L’Université de Dortmund a expérimenté « la convection assistée » sur vingt athlètes. Tous devaient courir aussi vite que possible, jusqu’au bout de leurs forces, par une température ambiante de 30 degrés et un taux d’humidité de 50 %. L’étude a exploré trois configurations : courir après un bon échauffement, sans échauffement et, enfin, avec un gilet de refroidissement dès la vingtième minute d’effort. Résultats : dans le premier cas, le groupe a atteint le point de rupture après 27 minutes, dans le deuxième cas après 30 minutes et, en tempérant ses ardeurs, après 32,5 minutes ! Les expériences en chambre froide produisent des résultats identiques : l’athlète gagne quelque 10 % de résistance à l’effort. Bien renseignées, les grandes puissances de l’industrie sportive auraient passé commande, notamment la Chine (cinquante installations dans le pays selon la rumeur), Manchester United et Chelsea. « La chambre froide accroît la fermeté des muscles, expose Sandra Ückert. Une fois « décongelés », les pieds d’un footballeur ou les mains d’un handballeur tirent plus fort ». La Nati s’y est essayée à des fins roboratives : une veste réfrigérante a circulé dans le vestiaire à la mi-temps de Suisse - France, au dernier Mondial allemand, un jour de canicule étouffante, le gardien Pascal Zuberbühler aurait perdu 4,3 kilos sur l’ensemble de la rencontre.
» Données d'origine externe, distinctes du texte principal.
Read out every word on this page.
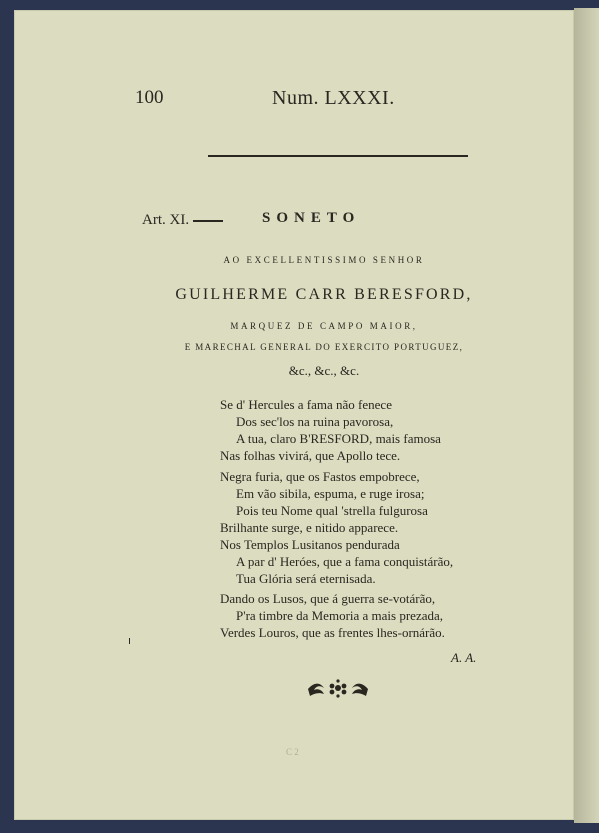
100	Num. LXXXI.
Art. XI.	SONETO
AO EXCELLENTISSIMO SENHOR
GUILHERME CARR BERESFORD,
MARQUEZ DE CAMPO MAIOR,
E MARECHAL GENERAL DO EXERCITO PORTUGUEZ,
&c., &c., &c.
Se d' Hercules a fama não fenece
Dos sec'los na ruina pavorosa,
A tua, claro B'RESFORD, mais famosa
Nas folhas vivirá, que Apollo tece.
Negra furia, que os Fastos empobrece,
Em vão sibila, espuma, e ruge irosa;
Pois teu Nome qual 'strella fulgurosa
Brilhante surge, e nitido apparece.
Nos Templos Lusitanos pendurada
A par d' Heróes, que a fama conquistárão,
Tua Glória será eternisada.
Dando os Lusos, que á guerra se-votárão,
P'ra timbre da Memoria a mais prezada,
Verdes Louros, que as frentes lhes-ornárão.
A. A.
C 2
Des experts estiment que la régulation thermique agit autant sur la performance que la quantité de globules rouges. « L’importance du budget chaleur dans la pratique du sport reste totalement sous-estimée », soutient Urs Boutellier. D’autres praticiens sont moins formels, à commencer par Beat Villiger, médecin de Swiss Olympic : « Je ne saurais dire si le gilet porté par Viktor Röthlin à Osaka l’a davantage encombré ou soulagé. Pour les épreuves d’endurance, je préconise plus simplement de boire beaucoup d’eau, à fréquence régulière ». Boire reste une alternative économique aux vestes réfrigérantes, vendues dans le commerce à partir de 300 francs, liquide non compris. Or, les solutions les plus résistantes à la chaleur, à base de gels, valent parfois le prix d’un Château Yquem. « Je n’ai encore jamais prescrit de gilet, reconnaît Daniel Blanc. Je pense que leur utilité est circonscrite aux épreuves de longue durée, voire à un certain type d’effort. Les participants aux 20 km de Lausanne, ce samedi, n’ont pas besoin de gilet. Les cyclistes non plus car, à 50 km/h, ils produisent de l’air en suffisance pour obtenir une convection. A moins de gravir des cols en pleine chaleur... »
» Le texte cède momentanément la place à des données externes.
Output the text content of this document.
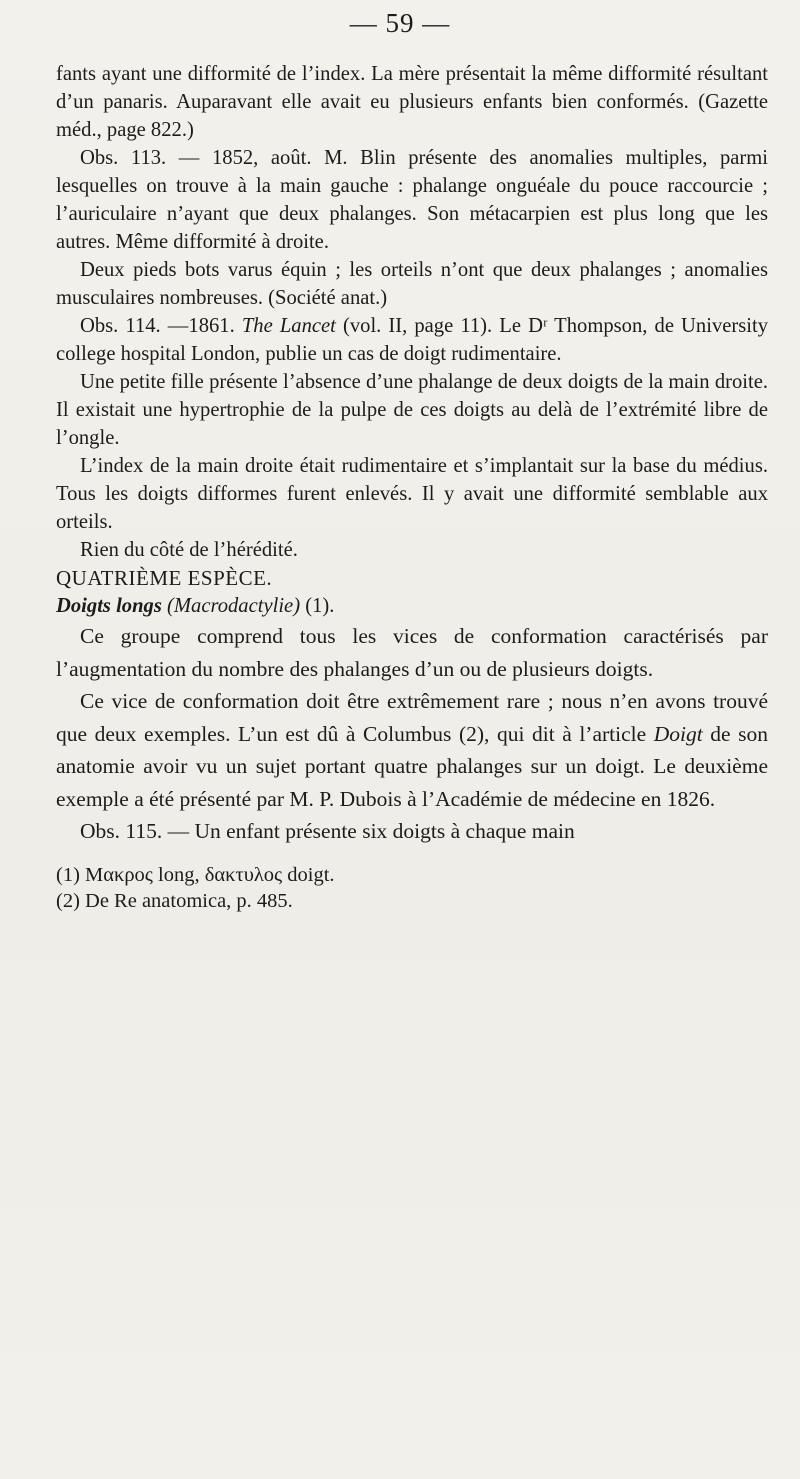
— 59 —

fants ayant une difformité de l’index. La mère présentait la même difformité résultant d’un panaris. Auparavant elle avait eu plusieurs enfants bien conformés. (Gazette méd., page 822.)

Obs. 113. — 1852, août. M. Blin présente des anomalies multiples, parmi lesquelles on trouve à la main gauche : phalange onguéale du pouce raccourcie ; l’auriculaire n’ayant que deux phalanges. Son métacarpien est plus long que les autres. Même difformité à droite.

Deux pieds bots varus équin ; les orteils n’ont que deux phalanges ; anomalies musculaires nombreuses. (Société anat.)

Obs. 114. —1861. The Lancet (vol. II, page 11). Le Dʳ Thompson, de University college hospital London, publie un cas de doigt rudimentaire.

Une petite fille présente l’absence d’une phalange de deux doigts de la main droite. Il existait une hypertrophie de la pulpe de ces doigts au delà de l’extrémité libre de l’ongle.

L’index de la main droite était rudimentaire et s’implantait sur la base du médius. Tous les doigts difformes furent enlevés. Il y avait une difformité semblable aux orteils.

Rien du côté de l’hérédité.

QUATRIÈME ESPÈCE.

Doigts longs (Macrodactylie) (1).

Ce groupe comprend tous les vices de conformation caractérisés par l’augmentation du nombre des phalanges d’un ou de plusieurs doigts.

Ce vice de conformation doit être extrêmement rare ; nous n’en avons trouvé que deux exemples. L’un est dû à Columbus (2), qui dit à l’article Doigt de son anatomie avoir vu un sujet portant quatre phalanges sur un doigt. Le deuxième exemple a été présenté par M. P. Dubois à l’Académie de médecine en 1826.

Obs. 115. — Un enfant présente six doigts à chaque main

(1) Μακρος long, δακτυλος doigt.

(2) De Re anatomica, p. 485.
Les défauts de la cuirasse : son poids et, fatalement, la manipulation périlleuse que constitue l’introduction d’une eau à - 20 degrés, derrière la nuque, en plein marathon, en ayant perdu de la lucidité en route. A Osaka, après avoir changé son liquide de refroidissement lors d’un « arrêt au stand », Viktor Röthlin a reçu un coup accidentel au visage. De l’eau glacée a coulé sur son front et l’a aveuglé sur deux kilomètres. Son entourage a parlé de « gilet miracle ». Impossible de connaître la composition des fibres textiles, vecteur complexe et, dans l’espionnite générale, jalousement tu. Viktor Röthlin précise sobrement que les poches de son gilet, plaqué contre la colonne vertébrale, contenaient non plus du gel, mais « une sorte d’eau distillée » qui, à travers les fibres, agit directement sur la peau. Le procédé fait froid dans le dos, mais ne comporte aucun risque de « condensation » sur les muscles chauds, assure Daniel Blanc : « La peau et la graisse constituent d’excellents isolants thermiques ». Seule réserve : « Je voudrais connaître la sensation d’un coureur « réfrigéré » lors des cinq premiers kilomètres, quand le gaz carbonique n’a pas encore augmenté notablement la température corporelle ». Bien sûr, l’échauffement reste le prélude obligatoire à toute souffrance sollicitée. Il permet d’amener graduellement les muscles à ébullition, et d’apprêter le système cardio-vasculaire, respiratoire et ostéo-articulaire. Pour un jogging de moyenne intensité, on compte généralement cinq minutes de préparation. Une fois chaud, il est temps de mettre sa veste et de prendre le frais.